10 de dezembro de 2025
Opinião
Publicado em • atualizado em 10/12/2025 às 10:54

A confraria dos bonifrates

Luis Carlos Bordoni
Luis Carlos Bordoni

A Câmara aprovou na madrugada de hoje, por 291 votos a 148, o chamado
PL da Dosimetria, projeto que reduz as penas dos condenados pelos atos
golpistas de 8 de janeiro, incluindo Jair Bolsonaro. É a velha cena da política
brasileira: em vez de discutir princípios, discute-se como “ajeitar” o destino de
figuras específicas.


O texto nasceu como PL da Anistia, com perdão amplo, geral e irrestrito para
os envolvidos no 8 de janeiro. Diante da forte reação, trocaram o rótulo:
tirou-se a palavra “anistia”, entrou “dosimetria”, mas manteve-se a essência
— aliviar a barra dos condenados. Na prática, a pena de Bolsonaro, hoje em
27 anos e 3 meses, pode cair para pouco mais de 2 anos em regime fechado,
graças às novas regras de cálculo e remição. Quando uma lei é aprovada em
clima de urgência, com endereço certo e prazo definido, é legítimo perguntar:
estamos legislando para o país ou para um CPF específico?


Há outro ponto incômodo: o contexto político. Às vésperas da definição da
candidatura da direita, ouvimos de dentro do próprio clã Bolsonaro a frase “eu
tenho um preço” para desistir da disputa. E, logo depois, o Congresso avança
num projeto que reduz a pena do chefe do clã. O líder do PT na Câmara fala
abertamente em “lei específica para privilegiar Bolsonaro” e em início do
pagamento desse “preço”. Ainda que a anistia plena tenha sido “enterrada”,
como dizem, o recado é ruim: condena-se o golpe num dia, mas, no outro,
trabalha-se para suavizar as consequências.

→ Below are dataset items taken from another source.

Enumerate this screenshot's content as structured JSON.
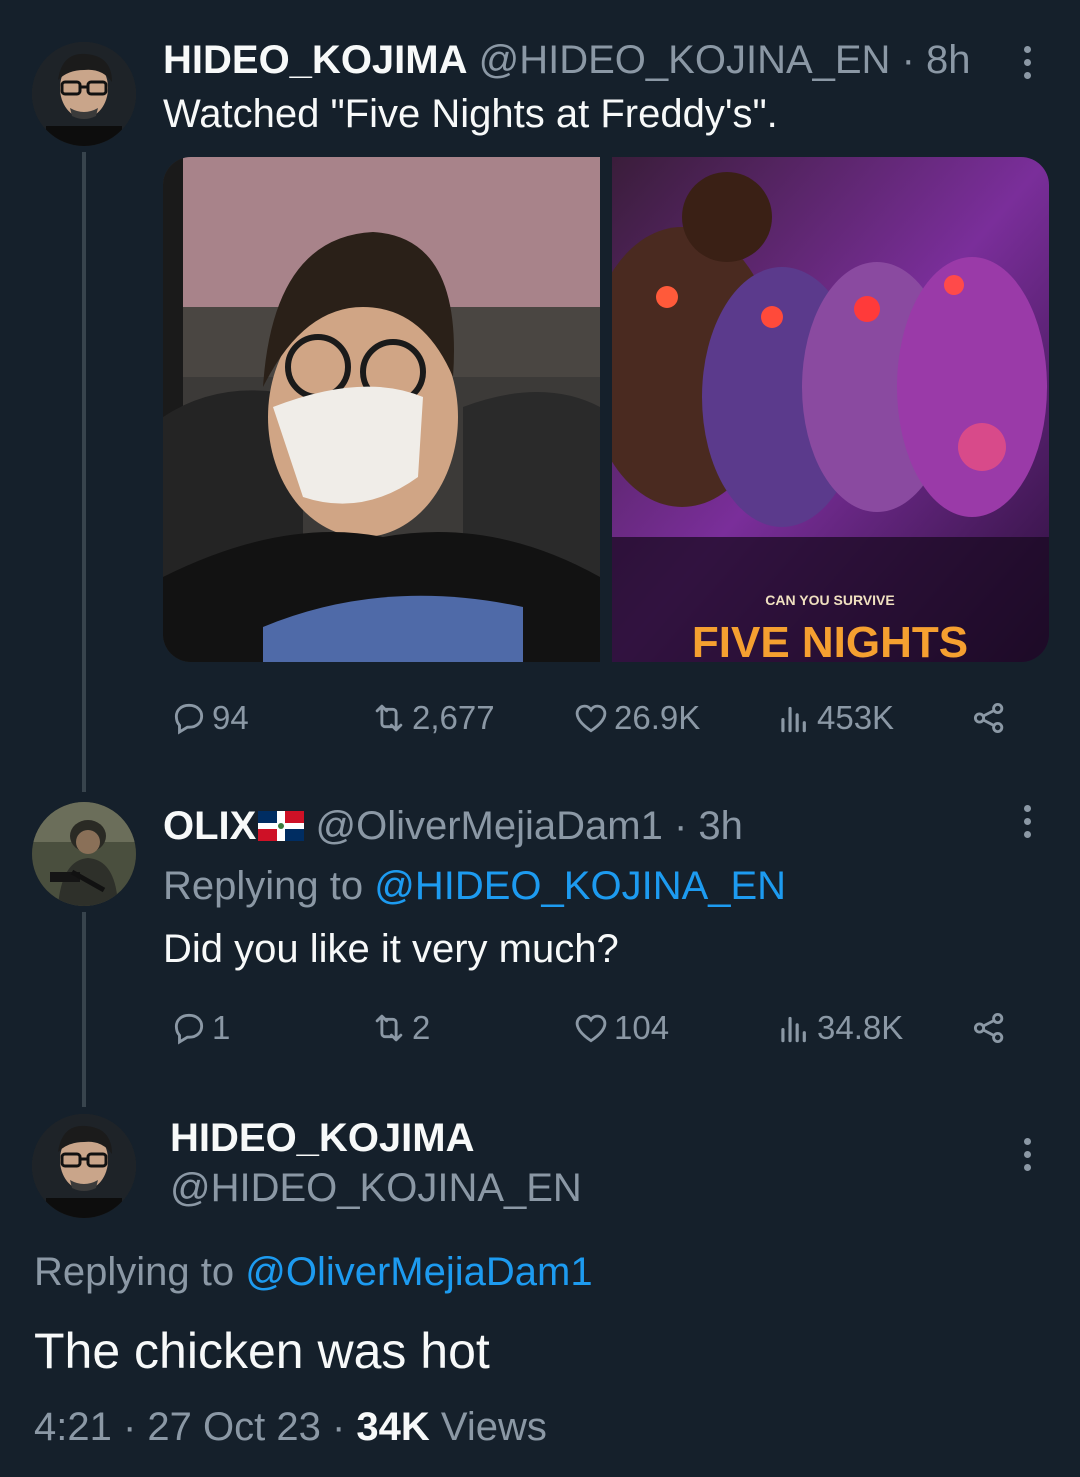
{
  "colors": {
    "background": "#15202b",
    "link": "#1d9bf0",
    "secondary": "#8b98a5"
  },
  "tweet1": {
    "name": "HIDEO_KOJIMA",
    "handle": "@HIDEO_KOJINA_EN",
    "time": "· 8h",
    "text": "Watched \"Five Nights at Freddy's\".",
    "media": {
      "left_image": "photo of man wearing glasses and face mask in cinema seat",
      "poster_tagline": "CAN YOU SURVIVE",
      "poster_title": "FIVE NIGHTS"
    },
    "stats": {
      "replies": "94",
      "reposts": "2,677",
      "likes": "26.9K",
      "views": "453K"
    }
  },
  "tweet2": {
    "name": "OLIX",
    "flag": "dominican-republic-flag-icon",
    "handle": "@OliverMejiaDam1",
    "time": "· 3h",
    "replying_label": "Replying to",
    "replying_handle": "@HIDEO_KOJINA_EN",
    "text": "Did you like it very much?",
    "stats": {
      "replies": "1",
      "reposts": "2",
      "likes": "104",
      "views": "34.8K"
    }
  },
  "tweet3": {
    "name": "HIDEO_KOJIMA",
    "handle": "@HIDEO_KOJINA_EN",
    "replying_label": "Replying to",
    "replying_handle": "@OliverMejiaDam1",
    "text": "The chicken was hot",
    "meta_time": "4:21 · 27 Oct 23 ·",
    "views_count": "34K",
    "views_label": "Views"
  }
}
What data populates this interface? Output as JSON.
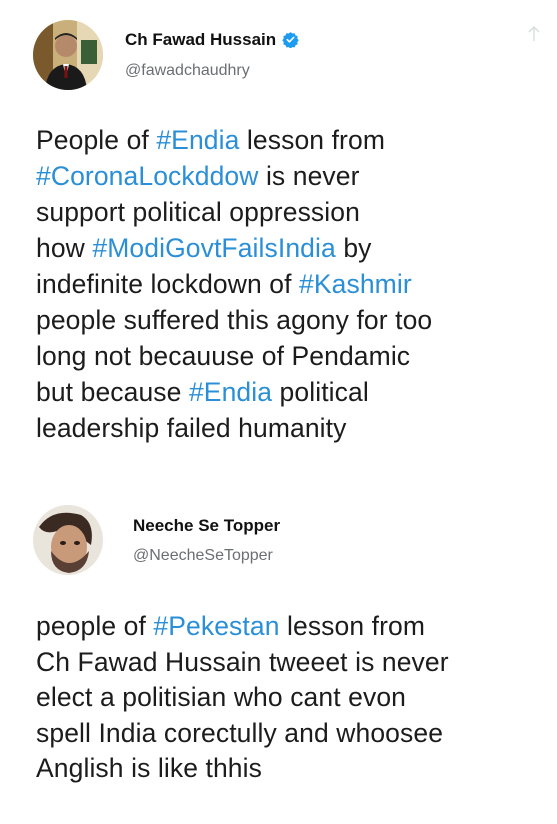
{
  "tweet1": {
    "name": "Ch Fawad Hussain",
    "handle": "@fawadchaudhry",
    "verified": true,
    "lines": [
      [
        {
          "t": "People of "
        },
        {
          "t": "#Endia",
          "tag": true
        },
        {
          "t": " lesson from"
        }
      ],
      [
        {
          "t": "#CoronaLockddow",
          "tag": true
        },
        {
          "t": " is never"
        }
      ],
      [
        {
          "t": "support political oppression"
        }
      ],
      [
        {
          "t": "how "
        },
        {
          "t": "#ModiGovtFailsIndia",
          "tag": true
        },
        {
          "t": " by"
        }
      ],
      [
        {
          "t": "indefinite lockdown of "
        },
        {
          "t": "#Kashmir",
          "tag": true
        }
      ],
      [
        {
          "t": "people suffered this agony for too"
        }
      ],
      [
        {
          "t": "long not becauuse of Pendamic"
        }
      ],
      [
        {
          "t": "but because "
        },
        {
          "t": "#Endia",
          "tag": true
        },
        {
          "t": " political"
        }
      ],
      [
        {
          "t": "leadership failed humanity"
        }
      ]
    ]
  },
  "tweet2": {
    "name": "Neeche Se Topper",
    "handle": "@NeecheSeTopper",
    "lines": [
      [
        {
          "t": "people of "
        },
        {
          "t": "#Pekestan",
          "tag": true
        },
        {
          "t": " lesson from"
        }
      ],
      [
        {
          "t": "Ch Fawad Hussain tweeet is never"
        }
      ],
      [
        {
          "t": "elect a politisian who cant evon"
        }
      ],
      [
        {
          "t": "spell India corectully and whoosee"
        }
      ],
      [
        {
          "t": "Anglish is like thhis"
        }
      ]
    ]
  },
  "colors": {
    "hashtag": "#2a8fd6",
    "verified_badge": "#1d9bf0",
    "handle": "#6b6f73"
  },
  "icons": {
    "verified": "verified-badge-icon",
    "share": "share-icon"
  }
}
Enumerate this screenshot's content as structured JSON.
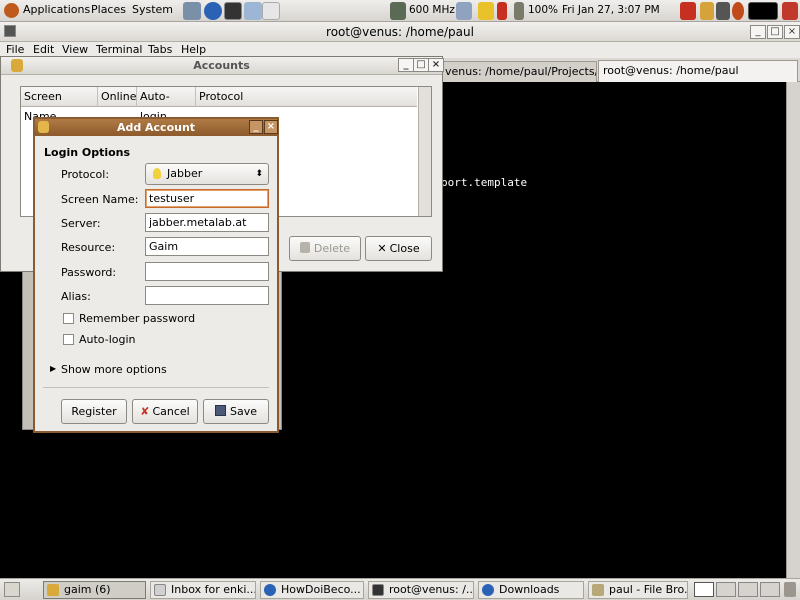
{
  "top_panel": {
    "menus": [
      "Applications",
      "Places",
      "System"
    ],
    "cpu": "600 MHz",
    "battery": "100%",
    "clock": "Fri Jan 27,  3:07 PM"
  },
  "terminal": {
    "title": "root@venus: /home/paul",
    "menu": [
      "File",
      "Edit",
      "View",
      "Terminal",
      "Tabs",
      "Help"
    ],
    "tabs": [
      "venus: /home/paul/Projects/m...",
      "root@venus: /home/paul"
    ],
    "visible_line": "port.template"
  },
  "accounts": {
    "title": "Accounts",
    "columns": [
      "Screen Name",
      "Online",
      "Auto-login",
      "Protocol"
    ],
    "buttons": {
      "delete": "Delete",
      "close": "Close"
    }
  },
  "add_account": {
    "title": "Add Account",
    "section": "Login Options",
    "labels": {
      "protocol": "Protocol:",
      "screen_name": "Screen Name:",
      "server": "Server:",
      "resource": "Resource:",
      "password": "Password:",
      "alias": "Alias:"
    },
    "values": {
      "protocol": "Jabber",
      "screen_name": "testuser",
      "server": "jabber.metalab.at",
      "resource": "Gaim",
      "password": "",
      "alias": ""
    },
    "checks": {
      "remember_password": {
        "label": "Remember password",
        "checked": false
      },
      "auto_login": {
        "label": "Auto-login",
        "checked": false
      }
    },
    "expander": "Show more options",
    "buttons": {
      "register": "Register",
      "cancel": "Cancel",
      "save": "Save"
    }
  },
  "taskbar": {
    "items": [
      {
        "label": "gaim (6)",
        "active": true
      },
      {
        "label": "Inbox for enki...",
        "active": false
      },
      {
        "label": "HowDoiBeco...",
        "active": false
      },
      {
        "label": "root@venus: /...",
        "active": false
      },
      {
        "label": "Downloads",
        "active": false
      },
      {
        "label": "paul - File Bro...",
        "active": false
      }
    ]
  },
  "colors": {
    "dialog_title": "#8c5a2c",
    "terminal_bg": "#000000",
    "panel": "#dcd9d4"
  }
}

Do ponto de vista jurídico, o Parlamento tem competência para legislar sobre
penas e pode, sim, aprovar leis penais mais benéficas, com efeito, retroativo.
Mas o fato de ser formalmente possível não significa ser eticamente aceitável.
Quando a Câmara se dedica a uma lei casuística, feita sob medida para um
grupo de condenados — e sobretudo para um ex-presidente ainda com
enorme influência política — ela passa a impressão de captura: não é o
Estado de Direito que se impõe sobre os poderosos, são os poderosos que
dobram a lei ao seu tamanho.


Agora, o projeto segue para o Senado, onde o presidente Davi Alcolumbre já
sinalizou que pretende votar ainda em 2025. Os senadores terão de
responder a uma pergunta simples e pesada: vão referendar essa “dosimetria
negociada” ou vão marcar posição em defesa de um princípio básico da
democracia — o de que quem atenta contra a ordem constitucional deve
pagar a conta inteira, e não com desconto de ocasião?

Luiz Carlos Bordoni, paulista de Monte Aprazível, que se tornou um comunicador admirado na televisão, rádio e jornais do estado de Goiás. Filho de Aristides Bordoni e Maria Zapolin cursou Ciências Jurídicas e Política, radicando-se em Goiânia na década de 1970.